President William Ruto (C) poses for a photo after delivering a lecture at Peking University in Beijing on April 23, 2025, during his State visit to China. | PHOTO: PCS

President William Ruto on Wednesday praised his State visit to China as symbolic and akin to his May 2024 trip to the United States.

Amid the ongoing trade wars between Beijing and Washington and larger East-West tensions, Ruto, who has maintained that Kenya is "neither facing east nor west" but is "facing forward" in its approach to foreign policy and economic partnerships, said Nairobi can serve as a bridge between the regions.

“This visit, as the first African state visit to China this year, mirrors my 2024 visit to the United States, the first African state visit there in over 15 years.
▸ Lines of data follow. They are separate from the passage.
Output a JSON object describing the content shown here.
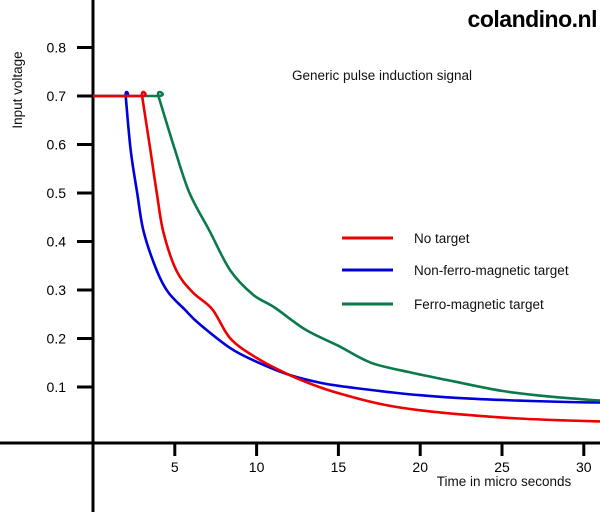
{
  "logo": {
    "text": "colandino.nl"
  },
  "chart_data": {
    "type": "line",
    "title": "Generic pulse induction signal",
    "xlabel": "Time in micro seconds",
    "ylabel": "Input voltage",
    "x_ticks": [
      5,
      10,
      15,
      20,
      25,
      30
    ],
    "y_ticks": [
      0.1,
      0.2,
      0.3,
      0.4,
      0.5,
      0.6,
      0.7,
      0.8
    ],
    "xlim": [
      0,
      31
    ],
    "ylim": [
      -0.02,
      0.92
    ],
    "grid": false,
    "legend_position": "center-right",
    "axis_color": "#000000",
    "series": [
      {
        "name": "No target",
        "color": "#ee0000",
        "flat_level_v": 0.7,
        "decay_start_us": 3,
        "points": [
          [
            0,
            0.7
          ],
          [
            3,
            0.7
          ],
          [
            3.5,
            0.59
          ],
          [
            3.9,
            0.5
          ],
          [
            4.3,
            0.42
          ],
          [
            5.1,
            0.34
          ],
          [
            6.1,
            0.295
          ],
          [
            7.3,
            0.26
          ],
          [
            8.4,
            0.2
          ],
          [
            10,
            0.16
          ],
          [
            12,
            0.125
          ],
          [
            14,
            0.098
          ],
          [
            16,
            0.078
          ],
          [
            18,
            0.062
          ],
          [
            20,
            0.052
          ],
          [
            23,
            0.042
          ],
          [
            26,
            0.035
          ],
          [
            29,
            0.031
          ],
          [
            31,
            0.029
          ]
        ]
      },
      {
        "name": "Non-ferro-magnetic target",
        "color": "#0000dd",
        "flat_level_v": 0.7,
        "decay_start_us": 2,
        "points": [
          [
            0,
            0.7
          ],
          [
            2,
            0.7
          ],
          [
            2.3,
            0.59
          ],
          [
            2.7,
            0.5
          ],
          [
            3.1,
            0.42
          ],
          [
            3.9,
            0.34
          ],
          [
            4.6,
            0.295
          ],
          [
            5.6,
            0.26
          ],
          [
            6.5,
            0.23
          ],
          [
            8.4,
            0.18
          ],
          [
            10,
            0.152
          ],
          [
            12,
            0.125
          ],
          [
            14,
            0.108
          ],
          [
            16,
            0.098
          ],
          [
            18,
            0.09
          ],
          [
            20,
            0.083
          ],
          [
            23,
            0.076
          ],
          [
            26,
            0.072
          ],
          [
            29,
            0.069
          ],
          [
            31,
            0.068
          ]
        ]
      },
      {
        "name": "Ferro-magnetic target",
        "color": "#0b7a4a",
        "flat_level_v": 0.7,
        "decay_start_us": 4,
        "points": [
          [
            0,
            0.7
          ],
          [
            4,
            0.7
          ],
          [
            5,
            0.59
          ],
          [
            5.9,
            0.5
          ],
          [
            7.15,
            0.42
          ],
          [
            8.4,
            0.34
          ],
          [
            9.8,
            0.29
          ],
          [
            11.1,
            0.264
          ],
          [
            13,
            0.218
          ],
          [
            15,
            0.185
          ],
          [
            17,
            0.15
          ],
          [
            19.4,
            0.13
          ],
          [
            22,
            0.112
          ],
          [
            25,
            0.092
          ],
          [
            28,
            0.08
          ],
          [
            31,
            0.072
          ]
        ]
      }
    ]
  }
}
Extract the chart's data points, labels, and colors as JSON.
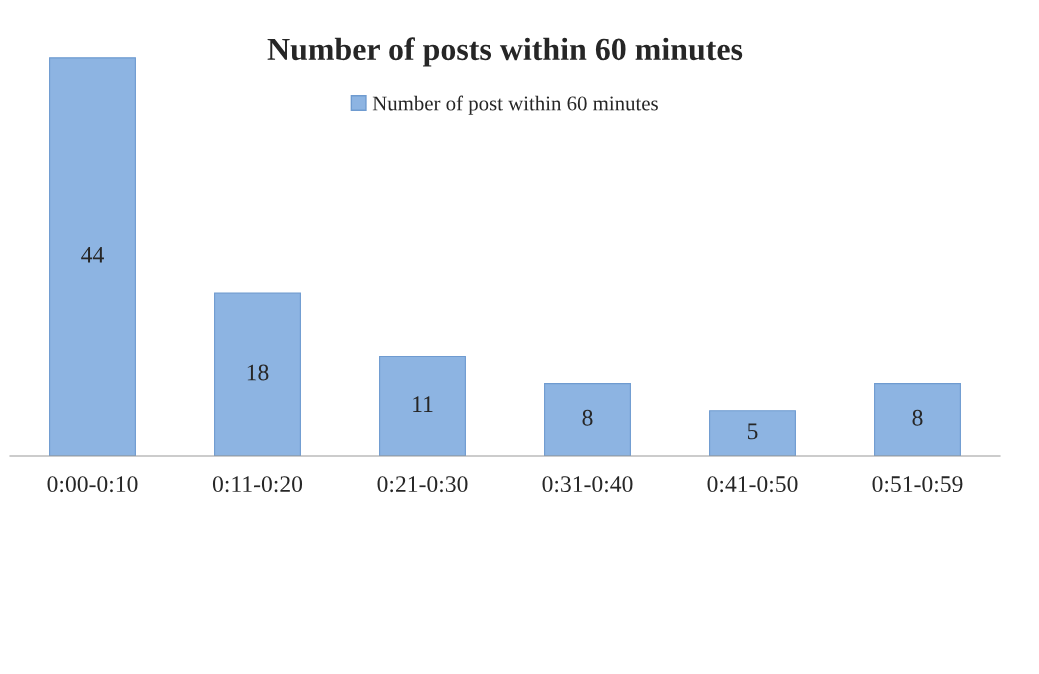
{
  "chart_data": {
    "type": "bar",
    "title": "Number of posts within 60 minutes",
    "categories": [
      "0:00-0:10",
      "0:11-0:20",
      "0:21-0:30",
      "0:31-0:40",
      "0:41-0:50",
      "0:51-0:59"
    ],
    "series": [
      {
        "name": "Number of post within 60 minutes",
        "color": "#8db4e2",
        "values": [
          44,
          18,
          11,
          8,
          5,
          8
        ]
      }
    ],
    "data_labels": true,
    "legend": "top",
    "grid": false
  }
}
Perhaps, symbolically, Kenya can serve as a bridge between East and West, North and South, in an era of deepening geopolitical tensions,” he said in a lecture at Peking University in Beijing.

Ruto’s four-day China trip at the invitation of President Xi Jinping focuses on Beijing’s investment in Kenya's infrastructural projects, deepening trade relations, and regional peace.
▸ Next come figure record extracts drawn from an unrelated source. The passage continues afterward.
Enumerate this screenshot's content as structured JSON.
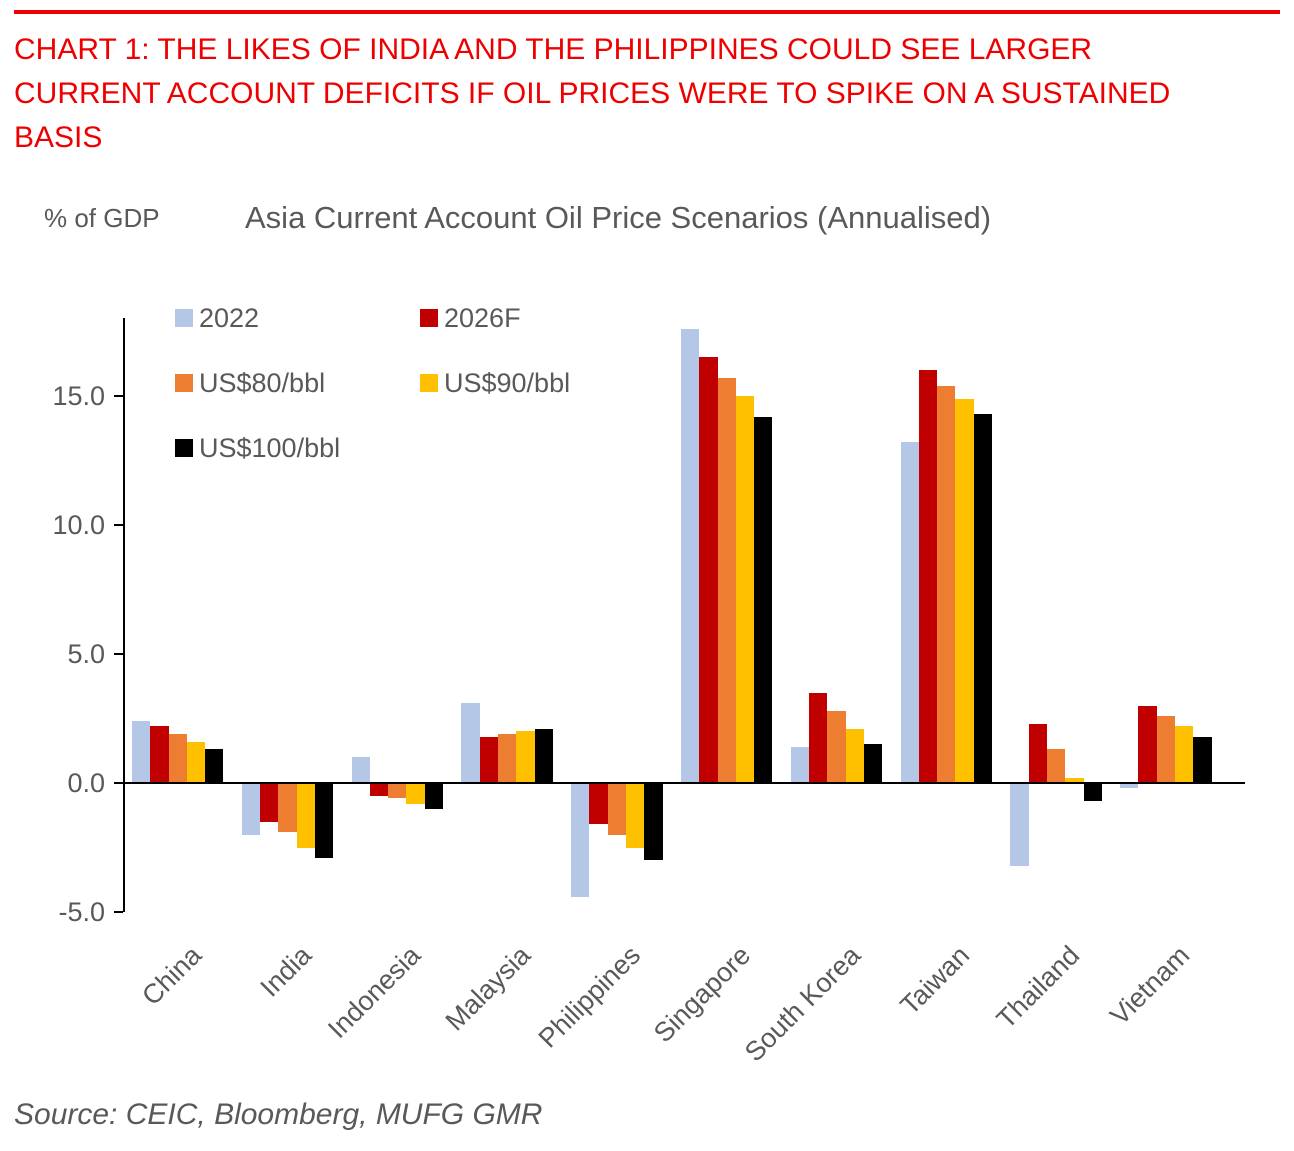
{
  "header": {
    "title": "CHART 1: THE LIKES OF INDIA AND THE PHILIPPINES COULD SEE LARGER CURRENT ACCOUNT DEFICITS IF OIL PRICES WERE TO SPIKE ON A SUSTAINED BASIS",
    "rule_color": "#ee0000"
  },
  "chart_data": {
    "type": "bar",
    "title": "Asia Current Account Oil Price Scenarios (Annualised)",
    "ylabel": "% of GDP",
    "xlabel": "",
    "grid": false,
    "legend_position": "inside-top-left",
    "categories": [
      "China",
      "India",
      "Indonesia",
      "Malaysia",
      "Philippines",
      "Singapore",
      "South Korea",
      "Taiwan",
      "Thailand",
      "Vietnam"
    ],
    "series": [
      {
        "name": "2022",
        "color": "#b4c7e7",
        "values": [
          2.4,
          -2.0,
          1.0,
          3.1,
          -4.4,
          17.6,
          1.4,
          13.2,
          -3.2,
          -0.2
        ]
      },
      {
        "name": "2026F",
        "color": "#c00000",
        "values": [
          2.2,
          -1.5,
          -0.5,
          1.8,
          -1.6,
          16.5,
          3.5,
          16.0,
          2.3,
          3.0
        ]
      },
      {
        "name": "US$80/bbl",
        "color": "#ed7d31",
        "values": [
          1.9,
          -1.9,
          -0.6,
          1.9,
          -2.0,
          15.7,
          2.8,
          15.4,
          1.3,
          2.6
        ]
      },
      {
        "name": "US$90/bbl",
        "color": "#ffc000",
        "values": [
          1.6,
          -2.5,
          -0.8,
          2.0,
          -2.5,
          15.0,
          2.1,
          14.9,
          0.2,
          2.2
        ]
      },
      {
        "name": "US$100/bbl",
        "color": "#000000",
        "values": [
          1.3,
          -2.9,
          -1.0,
          2.1,
          -3.0,
          14.2,
          1.5,
          14.3,
          -0.7,
          1.8
        ]
      }
    ],
    "yticks": [
      -5.0,
      0.0,
      5.0,
      10.0,
      15.0
    ],
    "ylim": [
      -5.0,
      18.0
    ]
  },
  "source": "Source: CEIC, Bloomberg, MUFG GMR",
  "colors": {
    "title_red": "#ee0000",
    "text_gray": "#595959",
    "axis_black": "#000000"
  }
}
On top of the Asian country’s infrastructure development and financial lending, it is Kenya's largest trading partner and the biggest source of imports. Kenya is, meanwhile, China's biggest trading partner in East Africa.

Ruto on Wednesday said Kenya and China are not just trade partners but “co-architects of a new world order.”

“One that is fair, inclusive, and sustainable. Let us measure our success not just in GDP growth or trade volumes, but in how many lives we uplift, how many futures we secure, and how much dignity we restore,” he said.

“Let this be our shared legacy: that China and Africa, through trust, vision, and partnership, helped build the foundation for a 21st-century multilateralism that serves all humanity,” Ruto added, referencing his calls for reforms in the international lending system of Western development finance institutions (DFIs) such as the U.S.-headquartered World Bank and the IMF, which he has repeatedly criticised as “unfair” to poor nations.

Early this month, Kenya terminated a 1.3-billion-euro (Ksh.190 billion) Nairobi-Nakuru highway expansion deal with a French consortium and turned to a Chinese contractor instead.

In March, Ruto's government and the IMF agreed to ditch the ninth and final review of its current lending programme, which was set to expire this month. Some $800 million was still left from the programme that started in April 2021.

Ruto’s trip comes against the backdrop of escalating trade tariff wars between the U.S. and China after President Donald Trump imposed taxes of up to 145 per cent on Chinese imports early this month.

China has hit back with a 125 per cent tax on American products, and the war between the world's two largest economies is expected to affect other nations.